Adalah arsitektur yang tumbuh dan berkembang dari arsitektur rakyat yang lahir dari masyarakat etnik dan berakar pada tradisi etnik, serta dibangun oleh tukang berdasarkan pengalaman (trial and error), menggunakan teknik dan material lokal serta merupakan jawaban atas setting lingkungan tempat bangunan tersebut berada dan selalu membuka untuk terjadinya transformasi (Turan Mete, Vernacular Architecture, 1990).

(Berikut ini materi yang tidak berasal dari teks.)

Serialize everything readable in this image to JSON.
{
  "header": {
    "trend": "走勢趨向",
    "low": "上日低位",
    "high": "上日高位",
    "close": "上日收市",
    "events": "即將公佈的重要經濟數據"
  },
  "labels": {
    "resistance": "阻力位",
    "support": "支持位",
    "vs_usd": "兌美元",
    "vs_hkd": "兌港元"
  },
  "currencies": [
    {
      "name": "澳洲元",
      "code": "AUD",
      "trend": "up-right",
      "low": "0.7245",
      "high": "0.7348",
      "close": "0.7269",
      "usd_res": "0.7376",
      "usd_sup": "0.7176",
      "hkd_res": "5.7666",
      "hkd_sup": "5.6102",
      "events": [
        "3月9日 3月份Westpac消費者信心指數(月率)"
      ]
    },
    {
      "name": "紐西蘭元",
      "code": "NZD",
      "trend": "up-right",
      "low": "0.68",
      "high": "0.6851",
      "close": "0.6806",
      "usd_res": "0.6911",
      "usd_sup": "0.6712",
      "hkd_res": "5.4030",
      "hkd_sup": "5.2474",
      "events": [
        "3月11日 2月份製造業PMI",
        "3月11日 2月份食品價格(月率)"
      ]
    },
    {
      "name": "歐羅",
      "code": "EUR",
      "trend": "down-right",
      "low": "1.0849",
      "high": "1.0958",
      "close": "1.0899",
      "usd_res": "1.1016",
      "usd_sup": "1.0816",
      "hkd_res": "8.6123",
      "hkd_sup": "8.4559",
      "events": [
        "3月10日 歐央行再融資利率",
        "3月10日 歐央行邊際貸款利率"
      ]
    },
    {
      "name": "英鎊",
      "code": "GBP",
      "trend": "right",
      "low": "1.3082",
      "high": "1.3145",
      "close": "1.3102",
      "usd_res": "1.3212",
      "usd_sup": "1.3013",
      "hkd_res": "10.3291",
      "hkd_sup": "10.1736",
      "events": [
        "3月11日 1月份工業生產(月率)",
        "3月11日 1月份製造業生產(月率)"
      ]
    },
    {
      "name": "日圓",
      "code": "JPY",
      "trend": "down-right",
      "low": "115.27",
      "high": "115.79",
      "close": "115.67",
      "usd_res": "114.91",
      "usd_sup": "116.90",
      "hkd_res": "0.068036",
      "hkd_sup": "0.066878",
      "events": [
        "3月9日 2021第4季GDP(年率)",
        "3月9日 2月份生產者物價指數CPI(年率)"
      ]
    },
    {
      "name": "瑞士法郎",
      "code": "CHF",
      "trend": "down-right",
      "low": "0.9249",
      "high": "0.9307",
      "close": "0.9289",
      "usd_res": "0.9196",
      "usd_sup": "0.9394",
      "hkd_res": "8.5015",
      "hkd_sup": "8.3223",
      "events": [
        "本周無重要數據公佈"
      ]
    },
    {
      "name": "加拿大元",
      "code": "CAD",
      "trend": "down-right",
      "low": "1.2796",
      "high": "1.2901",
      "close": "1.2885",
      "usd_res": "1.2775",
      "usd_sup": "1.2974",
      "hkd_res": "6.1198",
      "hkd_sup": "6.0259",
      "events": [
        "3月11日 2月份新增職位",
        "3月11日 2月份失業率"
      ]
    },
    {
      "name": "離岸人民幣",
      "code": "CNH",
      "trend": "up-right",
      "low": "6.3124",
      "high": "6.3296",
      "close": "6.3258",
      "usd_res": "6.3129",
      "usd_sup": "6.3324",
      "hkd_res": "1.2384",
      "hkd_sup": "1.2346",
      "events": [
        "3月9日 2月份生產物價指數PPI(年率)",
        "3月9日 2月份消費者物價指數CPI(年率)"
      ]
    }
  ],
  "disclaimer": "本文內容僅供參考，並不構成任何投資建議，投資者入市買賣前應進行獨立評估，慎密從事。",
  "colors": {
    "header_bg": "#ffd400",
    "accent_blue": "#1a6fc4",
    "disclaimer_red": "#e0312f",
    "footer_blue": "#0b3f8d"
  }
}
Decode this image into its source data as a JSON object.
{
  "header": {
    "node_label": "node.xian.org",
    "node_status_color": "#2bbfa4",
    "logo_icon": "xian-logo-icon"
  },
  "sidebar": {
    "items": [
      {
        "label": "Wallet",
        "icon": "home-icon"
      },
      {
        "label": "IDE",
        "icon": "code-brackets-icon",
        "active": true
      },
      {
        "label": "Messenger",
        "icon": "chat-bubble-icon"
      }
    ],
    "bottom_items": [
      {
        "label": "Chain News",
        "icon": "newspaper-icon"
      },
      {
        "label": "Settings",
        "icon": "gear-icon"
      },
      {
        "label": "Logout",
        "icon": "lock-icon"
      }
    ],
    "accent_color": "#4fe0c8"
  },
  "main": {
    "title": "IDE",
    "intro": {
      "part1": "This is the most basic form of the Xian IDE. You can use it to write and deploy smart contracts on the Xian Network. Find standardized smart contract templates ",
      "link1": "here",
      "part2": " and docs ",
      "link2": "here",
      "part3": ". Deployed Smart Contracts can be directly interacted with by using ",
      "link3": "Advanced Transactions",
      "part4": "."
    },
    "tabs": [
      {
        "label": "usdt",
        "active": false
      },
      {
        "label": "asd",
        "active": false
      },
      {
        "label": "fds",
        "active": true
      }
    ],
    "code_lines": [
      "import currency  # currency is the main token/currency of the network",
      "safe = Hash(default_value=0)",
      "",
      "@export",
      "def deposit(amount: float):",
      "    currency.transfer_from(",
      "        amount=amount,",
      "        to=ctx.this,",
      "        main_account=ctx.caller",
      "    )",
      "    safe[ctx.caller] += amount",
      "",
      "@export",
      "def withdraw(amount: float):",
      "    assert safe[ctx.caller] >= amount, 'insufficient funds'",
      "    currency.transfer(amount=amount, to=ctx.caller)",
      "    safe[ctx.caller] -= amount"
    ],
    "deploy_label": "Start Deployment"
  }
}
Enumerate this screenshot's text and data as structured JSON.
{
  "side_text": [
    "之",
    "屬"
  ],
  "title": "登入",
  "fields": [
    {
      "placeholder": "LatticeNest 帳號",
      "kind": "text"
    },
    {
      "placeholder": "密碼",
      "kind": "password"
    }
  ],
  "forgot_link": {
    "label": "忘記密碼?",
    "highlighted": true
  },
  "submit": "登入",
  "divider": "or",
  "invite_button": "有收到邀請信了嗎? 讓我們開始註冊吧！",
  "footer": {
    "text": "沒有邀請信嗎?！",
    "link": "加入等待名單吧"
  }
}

Arsitektur vernakular merupakan bentuk perkembangan dari arsitektur tradisional, yang mana arsitektur tradisional masih sangat lekat dengan tradisi yang masih hidup, tatanan kehidupan masyarakat, wawasan masyarakat serta tata laku yang berlaku pada kehidupan sehari-hari masyarakatnya secara umum (Dial Thespider ‘Arsitektur Vernakular Sumatera Barat’, In de_concept, diakses dari de- arch.blogspot.com).
Ade Sahroni (2011) dalam makalahnya menguraikan bahwa di Indonesia, berbagai jenis rumah tradisional dianggap sebagai tradisi vernakular Indonesia dan dipercaya memiliki kesamaan asal muasal dari tradisi pembangunan kuno. Hal ini terutama dirujukkan pada tradisi arsitektur Austronesia yang dipandang sebagai bagian yang tak terpisahkan dari ekspansi budaya Austronesia. Asal muasal dari tradisi arsitektur ini dapat dirunut kembali hingga budaya manusia kuno yang mendiami daerah pantai dan sungai-sungai Cina Selatan dan Vietnam Utara kurang lebih 4000 tahun SM. Pada masa itu, kelompok-kelompok masyarakat melakukan migrasi dan diperkirakan memiliki kesamaan tradisi arsitektur yang dinamai dengan tradisi arsitektur Austronesia, dan sebagai konsekuensinya, maka hampir di seluruh kepulauan Indonesia rumah tradisional yang merupakan warisan arsitektur vernakular memiliki kesamaan bentuk, baik dari bentuk bangunan serta dari bentuk morfologis struktur dasarnya.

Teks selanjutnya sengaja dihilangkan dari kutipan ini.